Alan Cox [Sun, 31 Mar 2002 01:13:21 +0000 (01:13 +0000)]
Implement i386's (o)sigreturn() like the alpha's: Use copyin() to read
the osigcontext or ucontext_t rather than useracc() followed by direct user-
space memory accesses. This reduces (o)sigreturn()'s execution time by 5-
50%.
Marcel Moolenaar [Sat, 30 Mar 2002 23:25:22 +0000 (23:25 +0000)]

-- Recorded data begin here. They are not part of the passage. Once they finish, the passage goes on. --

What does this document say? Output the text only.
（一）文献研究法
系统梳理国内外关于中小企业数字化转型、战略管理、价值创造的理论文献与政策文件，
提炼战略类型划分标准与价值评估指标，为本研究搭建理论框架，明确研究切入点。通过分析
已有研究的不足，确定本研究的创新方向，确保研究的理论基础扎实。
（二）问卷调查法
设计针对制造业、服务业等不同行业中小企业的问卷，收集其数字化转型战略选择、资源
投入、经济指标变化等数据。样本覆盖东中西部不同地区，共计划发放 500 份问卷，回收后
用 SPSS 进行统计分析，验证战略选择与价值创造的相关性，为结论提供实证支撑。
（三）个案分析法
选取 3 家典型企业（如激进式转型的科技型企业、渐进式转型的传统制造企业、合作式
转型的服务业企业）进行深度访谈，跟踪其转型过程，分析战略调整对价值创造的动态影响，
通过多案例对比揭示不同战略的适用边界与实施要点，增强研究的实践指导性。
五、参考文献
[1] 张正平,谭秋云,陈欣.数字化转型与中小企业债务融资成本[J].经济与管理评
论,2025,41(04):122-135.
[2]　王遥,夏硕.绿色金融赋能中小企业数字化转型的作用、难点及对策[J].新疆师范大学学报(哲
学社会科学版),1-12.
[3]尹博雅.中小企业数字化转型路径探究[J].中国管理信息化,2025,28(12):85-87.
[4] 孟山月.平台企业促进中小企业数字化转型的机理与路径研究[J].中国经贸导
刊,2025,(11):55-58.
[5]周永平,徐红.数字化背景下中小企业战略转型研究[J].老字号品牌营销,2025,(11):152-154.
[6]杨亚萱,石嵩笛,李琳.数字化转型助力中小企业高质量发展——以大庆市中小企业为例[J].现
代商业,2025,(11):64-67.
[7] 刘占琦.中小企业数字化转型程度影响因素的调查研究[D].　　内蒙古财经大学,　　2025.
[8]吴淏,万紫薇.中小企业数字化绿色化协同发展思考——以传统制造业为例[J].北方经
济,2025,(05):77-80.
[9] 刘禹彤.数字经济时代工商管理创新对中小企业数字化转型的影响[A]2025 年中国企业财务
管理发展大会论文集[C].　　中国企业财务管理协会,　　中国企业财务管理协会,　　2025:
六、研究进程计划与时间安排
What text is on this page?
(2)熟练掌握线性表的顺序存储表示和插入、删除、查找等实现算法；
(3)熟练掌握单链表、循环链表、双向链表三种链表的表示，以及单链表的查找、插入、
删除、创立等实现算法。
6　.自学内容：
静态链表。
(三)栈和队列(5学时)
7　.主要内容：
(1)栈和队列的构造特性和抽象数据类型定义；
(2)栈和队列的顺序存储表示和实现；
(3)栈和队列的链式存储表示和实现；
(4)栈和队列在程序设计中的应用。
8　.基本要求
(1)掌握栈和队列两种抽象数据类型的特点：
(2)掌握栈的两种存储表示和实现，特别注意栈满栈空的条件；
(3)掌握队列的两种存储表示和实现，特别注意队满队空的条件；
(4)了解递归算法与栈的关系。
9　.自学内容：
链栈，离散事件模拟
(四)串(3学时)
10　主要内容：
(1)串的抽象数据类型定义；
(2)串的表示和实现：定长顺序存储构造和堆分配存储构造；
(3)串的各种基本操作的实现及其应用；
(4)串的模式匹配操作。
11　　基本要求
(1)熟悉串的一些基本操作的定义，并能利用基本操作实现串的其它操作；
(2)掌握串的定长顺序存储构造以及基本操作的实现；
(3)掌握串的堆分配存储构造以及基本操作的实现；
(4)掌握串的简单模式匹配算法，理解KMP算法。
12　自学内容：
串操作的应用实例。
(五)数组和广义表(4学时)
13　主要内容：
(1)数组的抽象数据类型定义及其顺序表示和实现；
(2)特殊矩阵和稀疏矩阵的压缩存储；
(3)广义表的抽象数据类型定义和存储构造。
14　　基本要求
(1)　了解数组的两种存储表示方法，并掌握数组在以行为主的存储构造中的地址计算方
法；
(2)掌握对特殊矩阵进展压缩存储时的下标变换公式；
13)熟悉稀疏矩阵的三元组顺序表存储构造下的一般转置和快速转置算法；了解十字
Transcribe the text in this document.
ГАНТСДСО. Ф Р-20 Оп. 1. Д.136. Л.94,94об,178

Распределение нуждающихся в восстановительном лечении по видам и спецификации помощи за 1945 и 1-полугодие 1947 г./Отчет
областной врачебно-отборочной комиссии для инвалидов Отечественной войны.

Transition to a model where the loader passes the address of the
bootinfo block in register r8. In locore.s we save the address
in the global variable 'pa_bootinfo'. In machdep.c we compare
this value against the hardwired address, but don't depend on its
validity yet (ie: we still expect the bootinfo block to be at the
hardwired address). After a small amount of time, we'll flip the
switch and depend on the loader to pass us the address. From that
moment on the loader is free to put it anywhere it likes, provided
the machine itself likes it as well.
Add some verbosity to aid in the transition. We emit a message if
the loader didn't pass the address and we also emit a message if
there's no bootinfo block at the hardwired address.
While in locore.s, reduce the number of redundant serialization
instructions. A srlz.i is a proper superset of a srlz.d and thus
is a valid replacement. Also slightly reorder the movl instructions
to improve bundle density.
Marcel Moolenaar [Sat, 30 Mar 2002 23:00:05 +0000 (23:00 +0000)]
Pass the physical address of the bootinfo block to the kernel in
register r8. We continue to write the bootinfo block at the same
hardwired address, because the kernel still expects it there.
It is expected that future kernels use register r8 to get to the
bootinfo block and don't depend on the hardwired address anymore.
Bump the loader version once again due to the interface change.